MACQUARIE GROUP'S highly conditional 2013 outlook statement that profit would be better than in 2012 has failed to inspire investors, who pushed the stock lower than the overall market.
The challenges for Macquarie are many, particularly given two of its star performers, the securities business and capital business, are suffering badly due to tough market conditions.
To put it into context the two businesses at their peak contributed combined profits of $2.8 billion and last year they made a combined loss of $100 million. Worse, Macquarie boss Nicholas Moore warned that the securities business could make another loss this year.
The upshot is despite the company boasting that its first-quarter trading result was better than the previous corresponding period, it is coming off a low base and the result is worse than for the final quarter of 2012.
Like its investment banking counterparts, Macquarie has been doing it tough since the global financial crisis.
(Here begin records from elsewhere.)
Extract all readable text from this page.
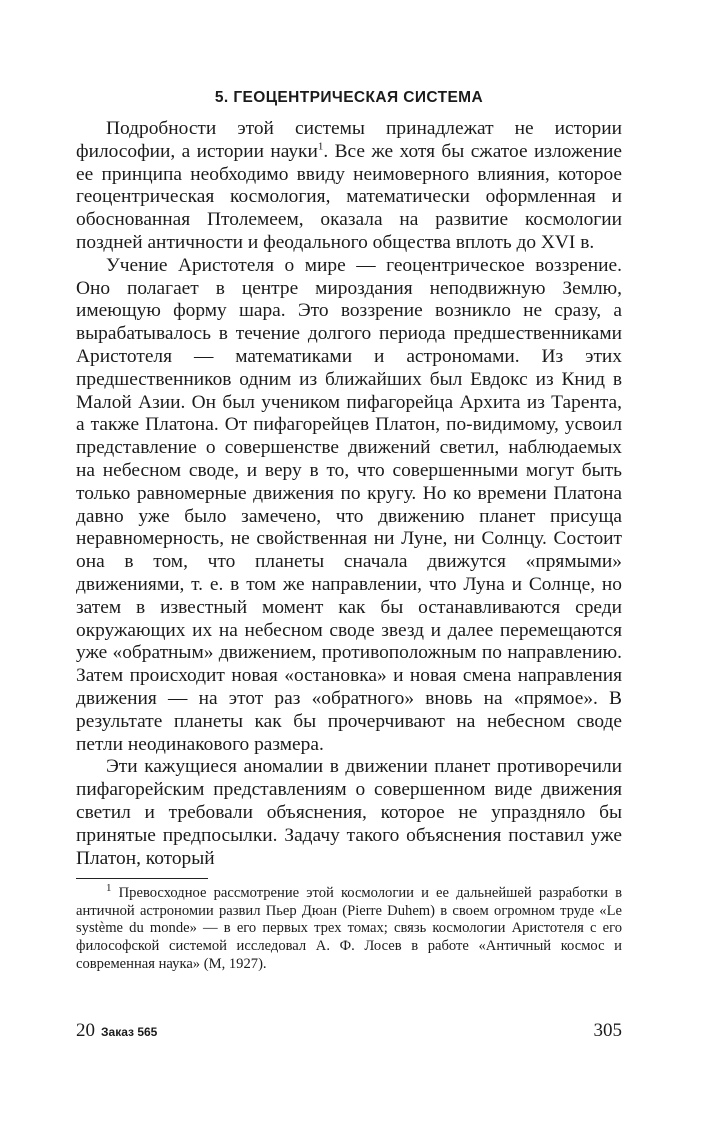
5. ГЕОЦЕНТРИЧЕСКАЯ СИСТЕМА

Подробности этой системы принадлежат не истории философии, а истории науки$^1$. Все же хотя бы сжатое изложение ее принципа необходимо ввиду неимоверного влияния, которое геоцентрическая космология, математически оформленная и обоснованная Птолемеем, оказала на развитие космологии поздней античности и феодального общества вплоть до XVI в.

Учение Аристотеля о мире — геоцентрическое воззрение. Оно полагает в центре мироздания неподвижную Землю, имеющую форму шара. Это воззрение возникло не сразу, а вырабатывалось в течение долгого периода предшественниками Аристотеля — математиками и астрономами. Из этих предшественников одним из ближайших был Евдокс из Книд в Малой Азии. Он был учеником пифагорейца Архита из Тарента, а также Платона. От пифагорейцев Платон, по-видимому, усвоил представление о совершенстве движений светил, наблюдаемых на небесном своде, и веру в то, что совершенными могут быть только равномерные движения по кругу. Но ко времени Платона давно уже было замечено, что движению планет присуща неравномерность, не свойственная ни Луне, ни Солнцу. Состоит она в том, что планеты сначала движутся «прямыми» движениями, т. е. в том же направлении, что Луна и Солнце, но затем в известный момент как бы останавливаются среди окружающих их на небесном своде звезд и далее перемещаются уже «обратным» движением, противоположным по направлению. Затем происходит новая «остановка» и новая смена направления движения — на этот раз «обратного» вновь на «прямое». В результате планеты как бы прочерчивают на небесном своде петли неодинакового размера.

Эти кажущиеся аномалии в движении планет противоречили пифагорейским представлениям о совершенном виде движения светил и требовали объяснения, которое не упраздняло бы принятые предпосылки. Задачу такого объяснения поставил уже Платон, который

$^1$ Превосходное рассмотрение этой космологии и ее дальнейшей разработки в античной астрономии развил Пьер Дюан (Pierre Duhem) в своем огромном труде «Le système du monde» — в его первых трех томах; связь космологии Аристотеля с его философской системой исследовал А. Ф. Лосев в работе «Античный космос и современная наука» (М, 1927).

20 Заказ 565	305
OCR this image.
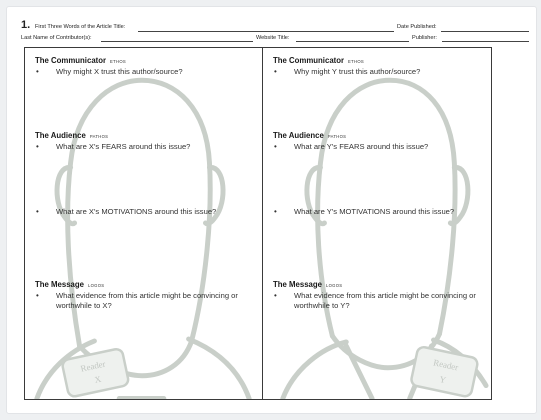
1. First Three Words of the Article Title:	Date Published:
Last Name of Contributor(s):	Website Title:	Publisher:
Reader
X
The Communicator ETHOS
• Why might X trust this author/source?
The Audience PATHOS
• What are X's FEARS around this issue?
• What are X's MOTIVATIONS around this issue?
The Message LOGOS
• What evidence from this article might be convincing or worthwhile to X?
Reader
Y
The Communicator ETHOS
• Why might Y trust this author/source?
The Audience PATHOS
• What are Y's FEARS around this issue?
• What are Y's MOTIVATIONS around this issue?
The Message LOGOS
• What evidence from this article might be convincing or worthwhile to Y?
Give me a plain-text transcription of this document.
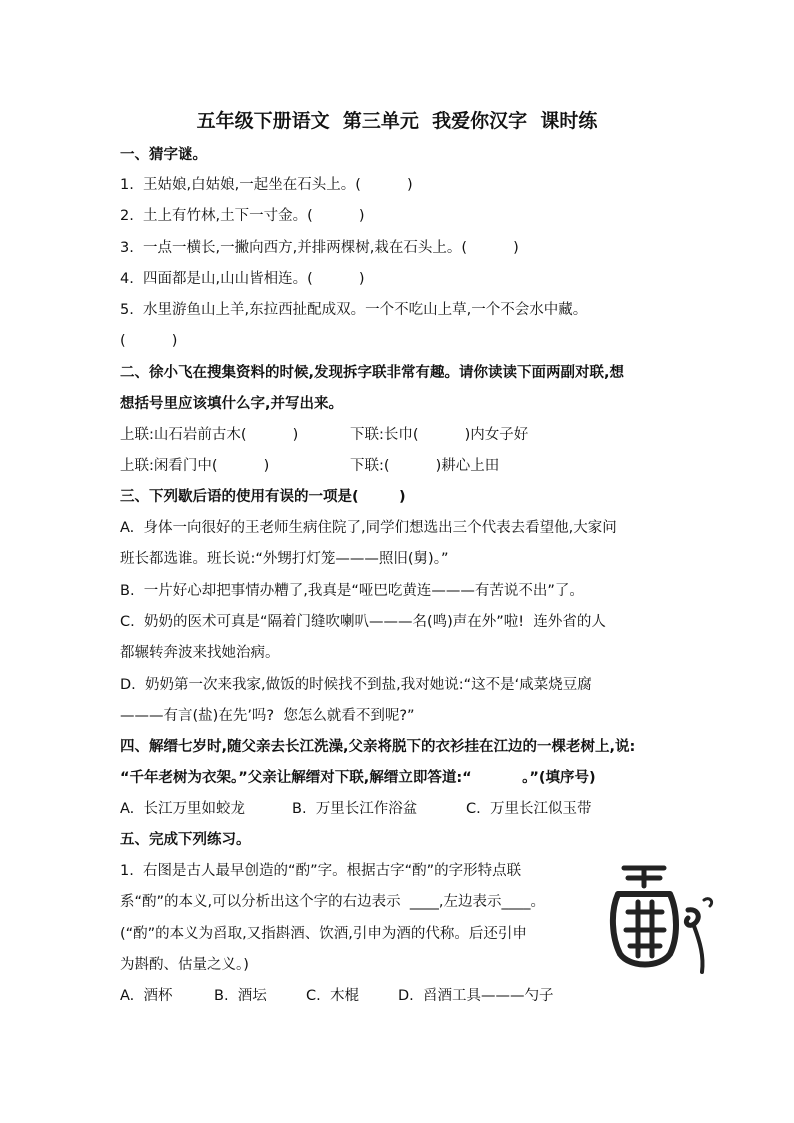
五年级下册语文  第三单元  我爱你汉字  课时练
一、猜字谜。
1.  王姑娘,白姑娘,一起坐在石头上。(          )
2.  土上有竹林,土下一寸金。(          )
3.  一点一横长,一撇向西方,并排两棵树,栽在石头上。(          )
4.  四面都是山,山山皆相连。(          )
5.  水里游鱼山上羊,东拉西扯配成双。一个不吃山上草,一个不会水中藏。
(          )
二、徐小飞在搜集资料的时候,发现拆字联非常有趣。请你读读下面两副对联,想
想括号里应该填什么字,并写出来。
上联:山石岩前古木(          )	下联:长巾(          )内女子好
上联:闲看门中(          )	下联:(          )耕心上田
三、下列歇后语的使用有误的一项是(        )
A.  身体一向很好的王老师生病住院了,同学们想选出三个代表去看望他,大家问
班长都选谁。班长说:“外甥打灯笼———照旧(舅)。”
B.  一片好心却把事情办糟了,我真是“哑巴吃黄连———有苦说不出”了。
C.  奶奶的医术可真是“隔着门缝吹喇叭———名(鸣)声在外”啦!  连外省的人
都辗转奔波来找她治病。
D.  奶奶第一次来我家,做饭的时候找不到盐,我对她说:“这不是‘咸菜烧豆腐
———有言(盐)在先’吗?  您怎么就看不到呢?”
四、解缙七岁时,随父亲去长江洗澡,父亲将脱下的衣衫挂在江边的一棵老树上,说:
“千年老树为衣架。”父亲让解缙对下联,解缙立即答道:“          。”(填序号)
A.  长江万里如蛟龙	B.  万里长江作浴盆	C.  万里长江似玉带
五、完成下列练习。
1.  右图是古人最早创造的“酌”字。根据古字“酌”的字形特点联
系“酌”的本义,可以分析出这个字的右边表示  ____,左边表示____。
(“酌”的本义为舀取,又指斟酒、饮酒,引申为酒的代称。后还引申
为斟酌、估量之义。)
A.  酒杯	B.  酒坛	C.  木棍	D.  舀酒工具———勺子
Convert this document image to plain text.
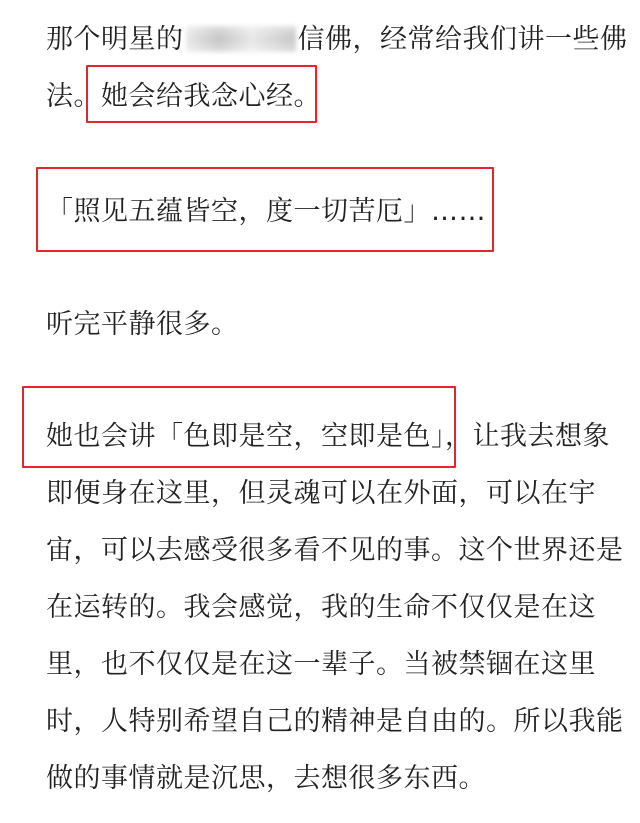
那个明星的	信佛，经常给我们讲一些佛

法。她会给我念心经。

「照见五蕴皆空，度一切苦厄」……

听完平静很多。

她也会讲「色即是空，空即是色」，让我去想象

即便身在这里，但灵魂可以在外面，可以在宇

宙，可以去感受很多看不见的事。这个世界还是

在运转的。我会感觉，我的生命不仅仅是在这

里，也不仅仅是在这一辈子。当被禁锢在这里

时，人特别希望自己的精神是自由的。所以我能

做的事情就是沉思，去想很多东西。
It is now trading a $23.87, which is a long way from the $86 heights it scaled back in October 2007, the $55 it bounced along at in October 2009 and the $42 a share it traded at in February 2011.
What is even more telling is that the stock is trading below the company's reported net tangible asset of $28.12 as at the March 31, 2012, balance date. Indeed, its return on NTA is likely to be between 8 per cent and 9 per cent this year, which explains why it is trading below NTA.
Moore has been in the top job since May 2008 and the pressure cannot be underestimated. To put it into perspective, between 2007 and 2008 the company reported a total profit of $3.3 billion. In the four years since Moore became managing director the company has made a combined profit of $3.6 billion before corporate expenses, on an increasing capital base.
Moore's comments that 2013 was set to be better than 2012, was predicated on factors not getting worse globally. That is something he can't control and the way the eurozone and the US are looking, global markets will remain volatile and corporate deals will remain subdued.
Last year the group put the axe through expenses and it seems that is part of the reason why the first quarter of 2013 looks better than the first quarter of 2012. But one swallow doesn't make a summer.